Wenli: But sometimes it's really hard, because you are trying to let machine to become a logical machine to understand the content or even logic. What's the timeline between right now until your goal?
Ni: I think it's just a gradual ramp-up. It depends on how you measure it, how automatic you want this to be, how open domain you want it to be. If you want it to be like close domain, just understand your daughter’s dentist, you can do it today. Just write a few rules then you’re solved. But if you want it to be very general, understand everything, that will take longer time.
Wenli: What would you say is the next step for the voice assistant?

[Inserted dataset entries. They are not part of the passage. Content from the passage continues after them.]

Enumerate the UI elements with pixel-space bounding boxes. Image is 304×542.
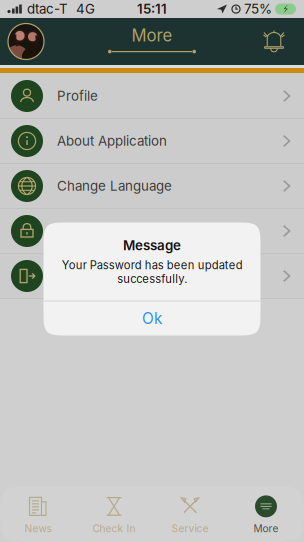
staticText: More: [254, 522, 278, 535]
staticText: Check In: [92, 522, 136, 535]
staticText: dtac-T 4G: [27, 1, 95, 17]
button[interactable]: Change Password: [0, 209, 304, 253]
staticText: Profile: [57, 88, 98, 104]
staticText: Ok: [142, 309, 162, 328]
button[interactable]: Notifications: [257, 24, 291, 58]
staticText: Change Language: [57, 178, 172, 194]
staticText: 75%: [244, 1, 272, 17]
staticText: 15:11: [137, 1, 167, 17]
staticText: News: [24, 522, 52, 535]
staticText: Message: [123, 237, 181, 254]
button[interactable]: Check In: [76, 486, 152, 542]
button[interactable]: About Application: [0, 119, 304, 163]
button[interactable]: Ok: [44, 302, 260, 336]
button[interactable]: Logout: [0, 254, 304, 298]
staticText: Service: [172, 522, 208, 535]
button[interactable]: News: [0, 486, 76, 542]
staticText: About Application: [57, 133, 167, 149]
staticText: Logout: [57, 268, 101, 284]
button[interactable]: More: [228, 486, 304, 542]
button[interactable]: Profile: [0, 74, 304, 118]
staticText: More: [132, 25, 172, 46]
button[interactable]: Service: [152, 486, 228, 542]
staticText: Your Password has been updated successfu…: [62, 258, 242, 286]
button[interactable]: Change Language: [0, 164, 304, 208]
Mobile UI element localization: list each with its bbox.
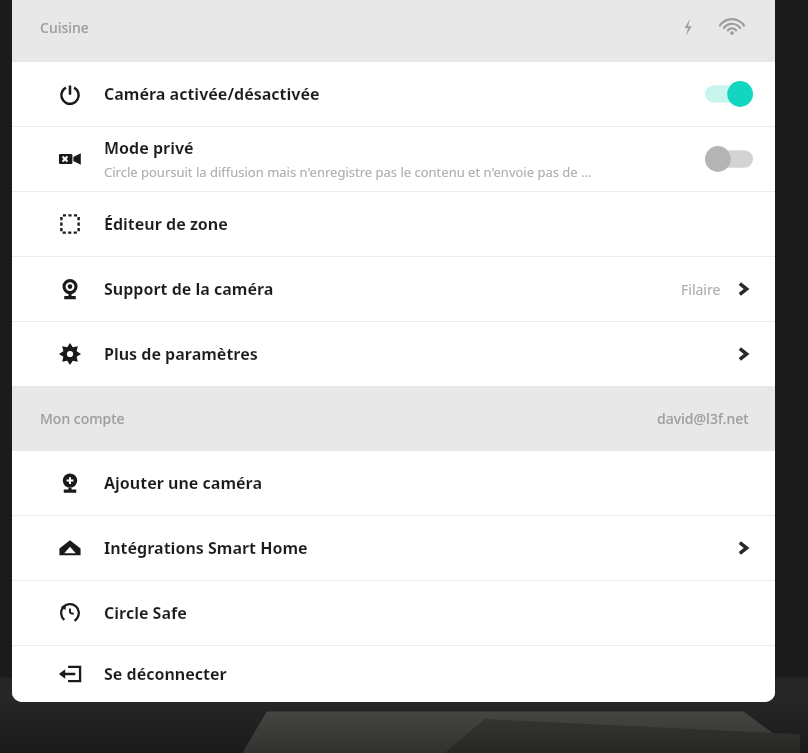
staticText: Ajouter une caméra <box>104 472 262 494</box>
staticText: Cuisine <box>40 18 89 37</box>
staticText: Se déconnecter <box>104 663 227 685</box>
other: Wi-Fi status <box>715 10 749 44</box>
button[interactable]: Plus de paramètres <box>12 322 775 386</box>
staticText: Mode privé <box>104 137 194 159</box>
button[interactable]: Ajouter une caméra <box>12 451 775 515</box>
staticText: Circle Safe <box>104 602 187 624</box>
button[interactable]: Mode privé <box>12 127 775 191</box>
button[interactable]: Éditeur de zone <box>12 192 775 256</box>
button[interactable]: Caméra activée/désactivée <box>12 62 775 126</box>
button[interactable]: Support de la caméra <box>12 257 775 321</box>
button[interactable]: Toggle on <box>703 80 755 108</box>
button[interactable]: Intégrations Smart Home <box>12 516 775 580</box>
staticText: david@l3f.net <box>657 409 749 428</box>
staticText: Support de la caméra <box>104 278 274 300</box>
staticText: Circle poursuit la diffusion mais n'enre… <box>104 163 592 181</box>
staticText: Filaire <box>681 280 721 299</box>
staticText: Plus de paramètres <box>104 343 258 365</box>
staticText: Caméra activée/désactivée <box>104 83 320 105</box>
button[interactable]: Toggle off <box>703 145 755 173</box>
button[interactable]: Circle Safe <box>12 581 775 645</box>
staticText: Éditeur de zone <box>104 213 228 235</box>
staticText: Intégrations Smart Home <box>104 537 308 559</box>
button[interactable]: Se déconnecter <box>12 646 775 702</box>
staticText: Mon compte <box>40 409 125 428</box>
other: Power status <box>671 10 705 44</box>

Ni: I think it's just a race to get user. It's like early years of search engine, everybody wants to get more users.
Wenli: So after you left Google and joined Mosaix, right at this stage you are an entrepreneur. What are some hardships that you're facing?
Ni: For me in particular, I think it’s mostly like just to figure out what people want, like who are the actual customer, who actually are going to use it. And then translate it to technologies. I'm very strong on the technology side, but to understand the market, I'm not an expert on that. I'm very happy that our company has people who are very good at those things that have been very successful.
Wenli: So my last question will be: What is your takeaway from leadership?
Ni: Once I'm here, I saw different people actually join full time. People come with different motives. Someone might just come, want to learn particular technology; Someone might come to have career development; someone might just want to build something that people want. I feel like it's very important just to respect what they want, and just guide them towards what the company needs, that usually has very good outcome I think.
Wenli: Do you have a leadership style?
Ni: I don't know. I need to ask them.
Wenli: Okay, thank you so much for coming here, sharing your knowledge about machine learning and NLP.
Ni: No problem. Thank you for having me.